8 May 2017
The former British ambassador to France explores what Macron’s victory in the French presidential election means for France, the EU and the Brexit negotiations, in an interview with Thomas Farrar.


Emmanuel Macron is committed to keeping France in the European Union and many European leaders are said to be relieved by his victory over Marine Le Pen. Will Theresa May share the same feelings as her European counterparts?

I saw that she was one of the first to put out a congratulations to him yesterday and I am sure that the British government will recognize that this is the arrival of a new major heavyweight player in the EU. With his position as president of France and all that momentum behind him, he is someone who is going to be very influential in EU councils over the next five years, and that’s starting straight away because he will arrive with already considerable knowledge of the EU dossiers.

It will be important for Britain to get alongside him early on and start discussing with him the key issues in the Brexit negotiations. He will have his own approach. He is a strong European, I know that personally, and he will be very unhappy that Britain is leaving, so he will approach this in a fairly strong frame of mind but he will want a deal.

In spite of a resounding victory, Macron is leading a new party whose chances of securing a majority in the National Assembly in legislative elections in June are uncertain. How would ‘cohabitation’ with a prime minister from a different party affect Macron’s reform agenda, both for France and for the EU?

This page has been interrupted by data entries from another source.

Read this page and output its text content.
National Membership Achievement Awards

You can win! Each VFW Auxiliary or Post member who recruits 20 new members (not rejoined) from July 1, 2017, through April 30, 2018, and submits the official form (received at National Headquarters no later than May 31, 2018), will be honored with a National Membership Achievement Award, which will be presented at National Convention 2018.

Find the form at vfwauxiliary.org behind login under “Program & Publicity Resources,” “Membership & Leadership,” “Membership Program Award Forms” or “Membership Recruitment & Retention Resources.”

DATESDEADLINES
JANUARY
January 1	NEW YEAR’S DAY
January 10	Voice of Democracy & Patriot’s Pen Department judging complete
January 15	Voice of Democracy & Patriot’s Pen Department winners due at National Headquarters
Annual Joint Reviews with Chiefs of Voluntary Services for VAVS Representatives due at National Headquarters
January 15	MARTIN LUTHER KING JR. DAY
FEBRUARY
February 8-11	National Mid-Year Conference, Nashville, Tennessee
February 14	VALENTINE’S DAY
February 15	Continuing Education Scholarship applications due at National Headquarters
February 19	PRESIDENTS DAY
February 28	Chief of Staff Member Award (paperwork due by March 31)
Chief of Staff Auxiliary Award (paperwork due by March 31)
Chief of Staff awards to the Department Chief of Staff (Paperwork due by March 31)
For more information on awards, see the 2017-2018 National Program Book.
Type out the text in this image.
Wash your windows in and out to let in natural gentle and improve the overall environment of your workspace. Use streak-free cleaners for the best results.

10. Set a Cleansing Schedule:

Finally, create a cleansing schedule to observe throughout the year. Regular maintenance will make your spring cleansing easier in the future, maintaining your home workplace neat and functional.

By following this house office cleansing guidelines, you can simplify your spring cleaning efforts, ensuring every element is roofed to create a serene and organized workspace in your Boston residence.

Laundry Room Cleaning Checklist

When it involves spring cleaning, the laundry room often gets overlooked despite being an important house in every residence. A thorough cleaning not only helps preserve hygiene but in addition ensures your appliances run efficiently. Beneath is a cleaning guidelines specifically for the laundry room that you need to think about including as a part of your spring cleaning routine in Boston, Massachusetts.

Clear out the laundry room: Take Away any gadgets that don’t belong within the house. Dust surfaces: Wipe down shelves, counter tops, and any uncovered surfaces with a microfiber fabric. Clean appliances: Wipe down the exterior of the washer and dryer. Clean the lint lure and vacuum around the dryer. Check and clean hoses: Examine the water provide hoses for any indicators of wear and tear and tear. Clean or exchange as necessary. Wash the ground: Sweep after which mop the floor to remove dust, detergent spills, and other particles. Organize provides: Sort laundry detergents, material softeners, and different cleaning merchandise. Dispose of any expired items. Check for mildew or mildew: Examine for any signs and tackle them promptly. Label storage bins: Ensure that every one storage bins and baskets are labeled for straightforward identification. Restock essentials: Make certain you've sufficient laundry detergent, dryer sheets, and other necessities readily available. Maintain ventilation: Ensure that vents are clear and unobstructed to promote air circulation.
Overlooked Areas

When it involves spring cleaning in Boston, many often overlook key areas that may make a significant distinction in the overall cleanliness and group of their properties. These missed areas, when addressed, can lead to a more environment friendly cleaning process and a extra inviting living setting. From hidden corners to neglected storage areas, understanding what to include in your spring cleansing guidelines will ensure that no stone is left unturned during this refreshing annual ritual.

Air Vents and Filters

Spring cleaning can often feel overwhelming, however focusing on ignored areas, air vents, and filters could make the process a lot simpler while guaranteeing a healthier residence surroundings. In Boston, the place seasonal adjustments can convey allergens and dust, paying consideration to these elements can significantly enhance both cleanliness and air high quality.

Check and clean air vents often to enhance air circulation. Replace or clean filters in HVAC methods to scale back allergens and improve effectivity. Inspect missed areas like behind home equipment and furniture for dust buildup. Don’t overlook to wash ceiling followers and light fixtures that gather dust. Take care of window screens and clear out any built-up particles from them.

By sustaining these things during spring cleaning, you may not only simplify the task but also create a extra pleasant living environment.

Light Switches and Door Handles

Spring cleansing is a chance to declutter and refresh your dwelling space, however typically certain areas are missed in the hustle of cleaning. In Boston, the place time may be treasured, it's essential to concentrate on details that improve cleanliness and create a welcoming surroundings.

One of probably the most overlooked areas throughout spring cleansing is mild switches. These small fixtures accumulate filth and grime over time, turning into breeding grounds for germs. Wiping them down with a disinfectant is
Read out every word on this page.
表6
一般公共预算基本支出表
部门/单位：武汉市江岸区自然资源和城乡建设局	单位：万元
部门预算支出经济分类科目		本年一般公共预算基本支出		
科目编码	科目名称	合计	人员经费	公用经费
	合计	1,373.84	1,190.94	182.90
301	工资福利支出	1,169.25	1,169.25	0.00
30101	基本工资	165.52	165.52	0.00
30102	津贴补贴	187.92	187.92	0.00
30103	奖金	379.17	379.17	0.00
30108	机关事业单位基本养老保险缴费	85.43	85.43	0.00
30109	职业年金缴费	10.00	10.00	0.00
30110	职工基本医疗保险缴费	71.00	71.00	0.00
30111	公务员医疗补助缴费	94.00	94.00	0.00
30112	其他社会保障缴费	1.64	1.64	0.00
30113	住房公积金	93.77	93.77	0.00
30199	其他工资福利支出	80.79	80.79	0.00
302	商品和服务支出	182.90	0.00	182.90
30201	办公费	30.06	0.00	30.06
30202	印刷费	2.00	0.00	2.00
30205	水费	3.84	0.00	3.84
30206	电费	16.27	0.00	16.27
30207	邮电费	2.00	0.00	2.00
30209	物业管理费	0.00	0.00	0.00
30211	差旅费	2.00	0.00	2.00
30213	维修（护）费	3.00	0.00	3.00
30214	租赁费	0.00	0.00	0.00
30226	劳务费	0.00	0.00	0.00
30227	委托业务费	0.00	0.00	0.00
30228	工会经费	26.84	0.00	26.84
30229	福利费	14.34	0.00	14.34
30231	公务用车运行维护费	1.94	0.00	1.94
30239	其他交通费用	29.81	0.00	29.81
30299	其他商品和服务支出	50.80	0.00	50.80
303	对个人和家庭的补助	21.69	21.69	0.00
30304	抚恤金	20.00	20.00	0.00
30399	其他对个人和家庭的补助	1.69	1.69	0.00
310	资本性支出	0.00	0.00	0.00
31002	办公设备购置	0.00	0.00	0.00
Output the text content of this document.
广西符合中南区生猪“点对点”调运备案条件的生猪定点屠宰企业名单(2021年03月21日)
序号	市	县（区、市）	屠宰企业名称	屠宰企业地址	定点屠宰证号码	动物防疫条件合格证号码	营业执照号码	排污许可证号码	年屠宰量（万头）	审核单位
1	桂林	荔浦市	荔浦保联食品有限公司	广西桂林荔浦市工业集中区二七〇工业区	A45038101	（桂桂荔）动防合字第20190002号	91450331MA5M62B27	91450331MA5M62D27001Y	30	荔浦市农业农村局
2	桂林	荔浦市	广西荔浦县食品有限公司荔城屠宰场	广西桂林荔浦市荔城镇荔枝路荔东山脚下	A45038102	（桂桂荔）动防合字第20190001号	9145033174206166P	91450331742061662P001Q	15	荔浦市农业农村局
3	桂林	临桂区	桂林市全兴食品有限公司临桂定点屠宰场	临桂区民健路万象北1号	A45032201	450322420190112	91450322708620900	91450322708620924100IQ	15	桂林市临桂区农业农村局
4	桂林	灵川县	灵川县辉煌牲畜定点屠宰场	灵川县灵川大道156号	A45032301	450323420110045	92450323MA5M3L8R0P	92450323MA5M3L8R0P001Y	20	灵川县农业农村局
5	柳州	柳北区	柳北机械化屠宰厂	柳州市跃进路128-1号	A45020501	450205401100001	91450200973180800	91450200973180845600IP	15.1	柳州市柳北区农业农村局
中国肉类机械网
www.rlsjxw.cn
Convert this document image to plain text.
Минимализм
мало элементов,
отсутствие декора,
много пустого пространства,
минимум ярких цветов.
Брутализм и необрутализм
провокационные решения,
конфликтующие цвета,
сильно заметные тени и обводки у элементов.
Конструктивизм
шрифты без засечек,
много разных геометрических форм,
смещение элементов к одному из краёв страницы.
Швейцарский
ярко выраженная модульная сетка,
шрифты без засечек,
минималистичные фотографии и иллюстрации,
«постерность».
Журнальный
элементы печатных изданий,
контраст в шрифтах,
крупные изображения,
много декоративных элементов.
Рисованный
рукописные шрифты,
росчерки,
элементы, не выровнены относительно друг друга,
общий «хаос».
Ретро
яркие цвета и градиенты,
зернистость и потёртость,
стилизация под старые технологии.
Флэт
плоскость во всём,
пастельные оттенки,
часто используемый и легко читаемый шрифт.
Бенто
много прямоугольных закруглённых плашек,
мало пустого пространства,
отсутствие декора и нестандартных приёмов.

With this astonishing election result behind him, he will go into these legislative elections with a momentum – and there is a magnetic attraction in a newly elected French president. I mean, people have elected this young man as the head of their state as well as the leader of their government, and I think that will be persuasive when it comes to the ballot box.

I don’t know how many members of l'Assemblee nationale his new En Marche! movement will get. They will have a group [but] it may not be a majority and he will need to have support from others. I think there will be an attractive magnetic power that will bring in some of the social democrats from the Socialist side and some of the centre-right people as well.

I think he will have a governing majority. Exactly who he chooses as prime minister will depend a bit on the composition of the new national assembly. But I think having put him in power the French people will want him to have the wherewithal to govern.

What sort of relationship will Macron have with other European governments, in particular Germany?

As a strong believer in Europe as a good thing for France, he will see the relationship with Berlin as absolutely fundamental, and he’s already spent a bit of time developing a relationship with Angela Merkel. I think she will be delighted at his arrival in power and so that will become the natural axis for French European policy, to work closely with Germany.

Beyond the Franco-German link, he will arrive in the European Council in a very strong position. The European Council always looks to the most recently elected member, and especially if they’ve been elected with a convincing majority. That will give him enormous influencing power in the European Council; he will become one of the heavy hitters from day one.

Is France’s rejection of Marine Le Pen’s anti-EU agenda a significant turning point for Europe?

I think it is interesting to see that in the elections in continental Europe we’ve had Mr Rutte, the pro-European Dutch leader re-elected, we’ve now had a pro-European French president elected and whether it’s Madame Merkel or Mr Schultz [in Germany], they are both pro Europeans as well. So it looks like the continental European countries, who have perhaps not embraced globalization as enthusiastically as Britain and the US, have maintained public support for the European project.

Brussels and individual policies coming out of Brussels are not very popular in France or other European countries but there is still public support for the broader point that a stronger Europe is in France’s interests, and I think that is true of other European countries too. In a way, this nationalist tide that we saw with the US and Brexit has not washed onto the shores of the continent.

What are the chances of the Front National becoming the main opposition party, as Le Pen has suggested?

I don’t think that’s very likely. The Front National have never performed very well in legislative elections; the legislative system isn’t in their favour. And they have actually always underperformed what the polls have suggested, and that was true in the regional elections last year – the polls suggested that they would win at least one if not two of these big French regions and they won none of them.

They will get some députés but I think not all that many. And I think the Republicans, who have now shed Francois Fillion – they will do pretty well. But no, I don’t think Front National will be the major opposition party. 

How will Macron reconcile the views of Le Pen supporters, in particular concerns over immigration?

I think what he hopes to do is show that he’s tackling the issues that really count with French voters. Too often in the past presidents have got elected by promising the moon and then not delivering, and that’s led to an awful lot of cynicism. Macron has got himself elected on a very specific programme which he will now try and implement and hope that – by showing that he’s a serious politician who does what he says and follows the commitments he’s given – that he will bring a bit more confidence back to France, and that politics and politicians can actually tackle problems that matter to people.

He will never reconcile a group of far-right voters who will never be able to accept his policy programme or him but I think he’s trying to show people that being the president he can make commitments and then deliver them. And he’s hoping that that will change the mood in the country in a more positive way.